Correlation Between BriQ Properties and Thrace Plastics
Can any of the company-specific risk be diversified away by investing in both BriQ Properties and Thrace Plastics at the same time? Although using a correlation coefficient on its own may not help to predict future stock returns, this module helps to understand the diversifiable risk of combining BriQ Properties and Thrace Plastics into the same portfolio, which is an essential part of the fundamental portfolio management process.
By analyzing existing cross correlation between BriQ Properties Real and Thrace Plastics Holding, you can compare the effects of market volatilities on BriQ Properties and Thrace Plastics and check how they will diversify away market risk if combined in the same portfolio for a given time horizon. You can also utilize pair trading strategies of matching a long position in BriQ Properties with a short position of Thrace Plastics. Check out your portfolio center. Please also check ongoing floating volatility patterns of BriQ Properties and Thrace Plastics.
Diversification Opportunities for BriQ Properties and Thrace Plastics
-0.19 | Correlation Coefficient |
Good diversification
The 3 months correlation between BriQ and Thrace is -0.19. Overlapping area represents the amount of risk that can be diversified away by holding BriQ Properties Real and Thrace Plastics Holding in the same portfolio, assuming nothing else is changed. The correlation between historical prices or returns on Thrace Plastics Holding and BriQ Properties is a relative statistical measure of the degree to which these equity instruments tend to move together. The correlation coefficient measures the extent to which returns on BriQ Properties Real are associated (or correlated) with Thrace Plastics. Values of the correlation coefficient range from -1 to +1, where. The correlation of zero (0) is possible when the price movement of Thrace Plastics Holding has no effect on the direction of BriQ Properties i.e., BriQ Properties and Thrace Plastics go up and down completely randomly.
Pair Corralation between BriQ Properties and Thrace Plastics
Assuming the 90 days trading horizon BriQ Properties Real is expected to generate 0.52 times more return on investment than Thrace Plastics. However, BriQ Properties Real is 1.94 times less risky than Thrace Plastics. It trades about 0.04 of its potential returns per unit of risk. Thrace Plastics Holding is currently generating about 0.0 per unit of risk. If you would invest 179.00 in BriQ Properties Real on August 27, 2024 and sell it today you would earn a total of 29.00 from holding BriQ Properties Real or generate 16.2% return on investment over 90 days.

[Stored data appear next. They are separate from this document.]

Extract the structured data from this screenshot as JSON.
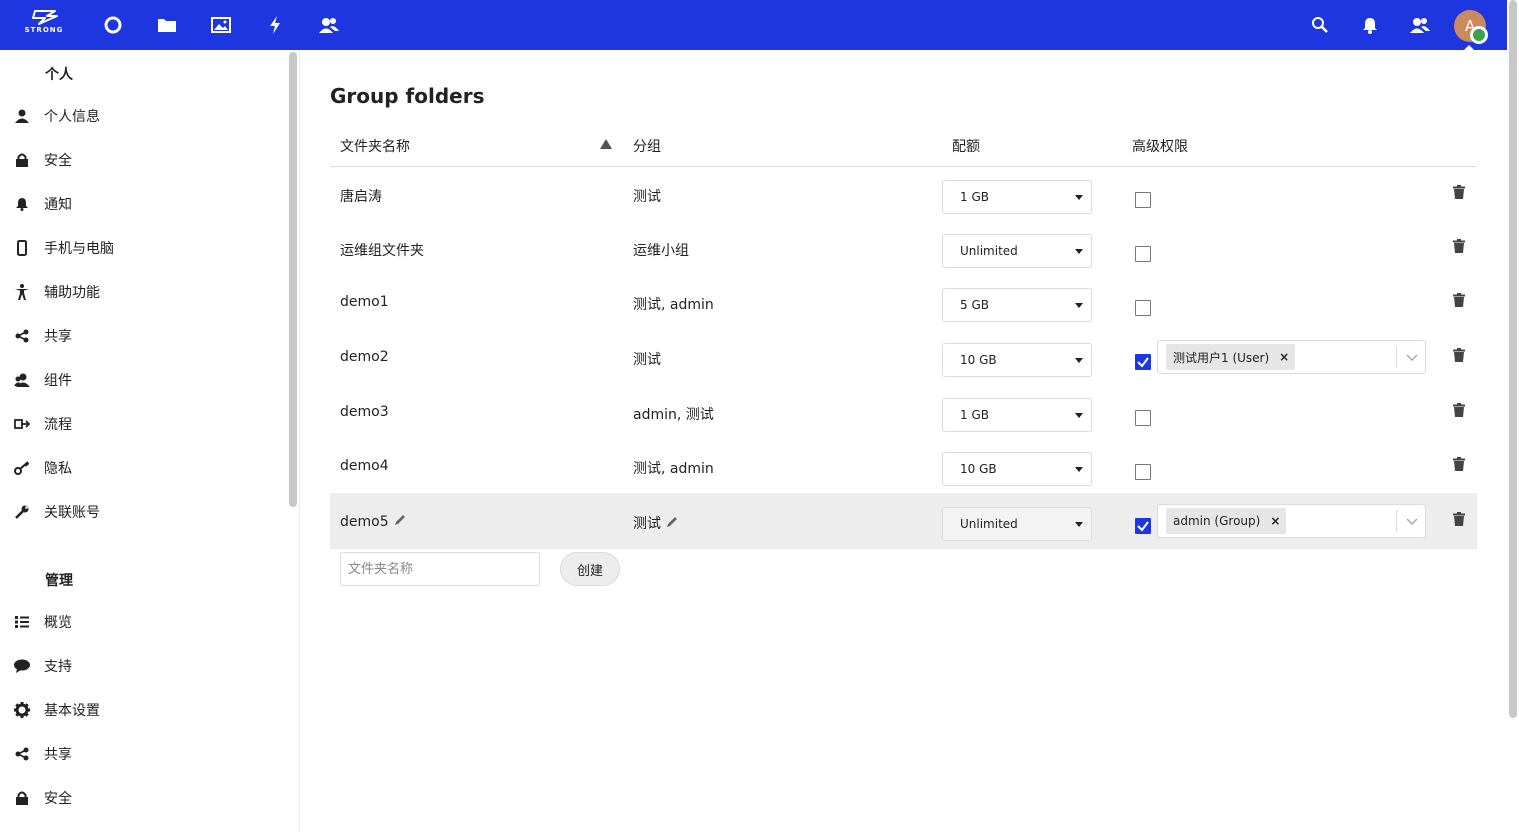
{
  "header": {
    "logo_text": "STRONG",
    "avatar_letter": "A",
    "colors": {
      "header_bg": "#1d36e0",
      "accent": "#1d36e0",
      "status_online": "#3aa14e"
    },
    "app_icons": [
      "dashboard-icon",
      "files-icon",
      "photos-icon",
      "activity-icon",
      "contacts-icon"
    ],
    "right_icons": [
      "search-icon",
      "notifications-icon",
      "contacts-menu-icon"
    ]
  },
  "sidebar": {
    "personal_heading": "个人",
    "personal_items": [
      {
        "label": "个人信息",
        "icon": "person-icon"
      },
      {
        "label": "安全",
        "icon": "lock-icon"
      },
      {
        "label": "通知",
        "icon": "bell-icon"
      },
      {
        "label": "手机与电脑",
        "icon": "phone-icon"
      },
      {
        "label": "辅助功能",
        "icon": "accessibility-icon"
      },
      {
        "label": "共享",
        "icon": "share-icon"
      },
      {
        "label": "组件",
        "icon": "group-icon"
      },
      {
        "label": "流程",
        "icon": "flow-icon"
      },
      {
        "label": "隐私",
        "icon": "key-icon"
      },
      {
        "label": "关联账号",
        "icon": "wrench-icon"
      }
    ],
    "admin_heading": "管理",
    "admin_items": [
      {
        "label": "概览",
        "icon": "list-icon"
      },
      {
        "label": "支持",
        "icon": "chat-icon"
      },
      {
        "label": "基本设置",
        "icon": "gear-icon"
      },
      {
        "label": "共享",
        "icon": "share-icon"
      },
      {
        "label": "安全",
        "icon": "lock-icon"
      }
    ]
  },
  "main": {
    "title": "Group folders",
    "columns": {
      "name": "文件夹名称",
      "groups": "分组",
      "quota": "配额",
      "acl": "高级权限"
    },
    "rows": [
      {
        "name": "唐启涛",
        "groups": "测试",
        "quota": "1 GB",
        "acl": false
      },
      {
        "name": "运维组文件夹",
        "groups": "运维小组",
        "quota": "Unlimited",
        "acl": false
      },
      {
        "name": "demo1",
        "groups": "测试, admin",
        "quota": "5 GB",
        "acl": false
      },
      {
        "name": "demo2",
        "groups": "测试",
        "quota": "10 GB",
        "acl": true,
        "acl_tag": "测试用户1 (User)"
      },
      {
        "name": "demo3",
        "groups": "admin, 测试",
        "quota": "1 GB",
        "acl": false
      },
      {
        "name": "demo4",
        "groups": "测试, admin",
        "quota": "10 GB",
        "acl": false
      },
      {
        "name": "demo5",
        "groups": "测试",
        "quota": "Unlimited",
        "acl": true,
        "acl_tag": "admin (Group)"
      }
    ],
    "new_folder_placeholder": "文件夹名称",
    "create_label": "创建"
  }
}
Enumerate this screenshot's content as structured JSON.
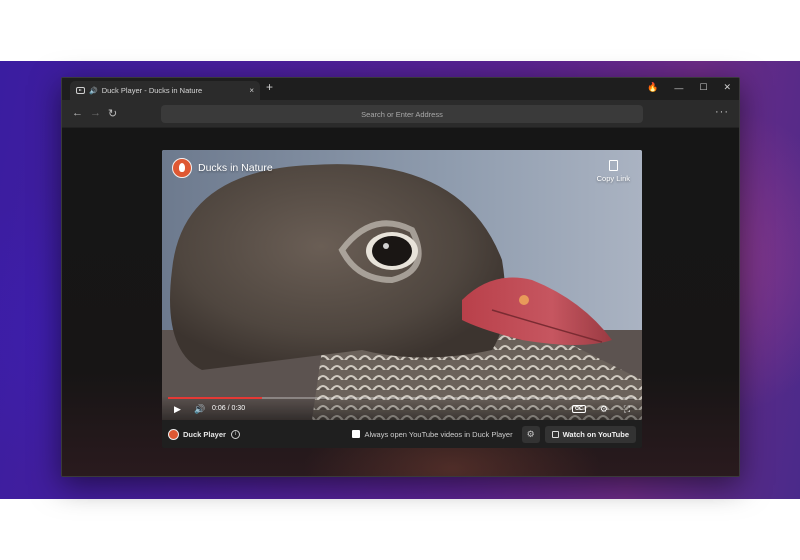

Time Period | 3 Months [change] |
Direction | Moves Against |
Strength | Insignificant |
Accuracy | 100.0% |
Values | Daily Returns |
BriQ Properties Real vs. Thrace Plastics Holding
Performance |
Timeline |
BriQ Properties Real |
Thrace Plastics Holding |
BriQ Properties and Thrace Plastics Volatility Contrast
Predicted Return Density |
Returns |
Pair Trading with BriQ Properties and Thrace Plastics
The main advantage of trading using opposite BriQ Properties and Thrace Plastics positions is that it hedges away some unsystematic risk. Because of two separate transactions, even if BriQ Properties position performs unexpectedly, Thrace Plastics can make up some of the losses. Pair trading also minimizes risk from directional movements in the market. For example, if an entire industry or sector drops because of unexpected headlines, the short position in Thrace Plastics will offset losses from the drop in Thrace Plastics' long position.BriQ Properties vs. Mytilineos SA | BriQ Properties vs. Motor Oil Corinth | BriQ Properties vs. Hellenic Petroleum SA | BriQ Properties vs. National Bank of |
Check out your portfolio center.Note that this page's information should be used as a complementary analysis to find the right mix of equity instruments to add to your existing portfolios or create a brand new portfolio. You can also try the Watchlist Optimization module to optimize watchlists to build efficient portfolios or rebalance existing positions based on the mean-variance optimization algorithm.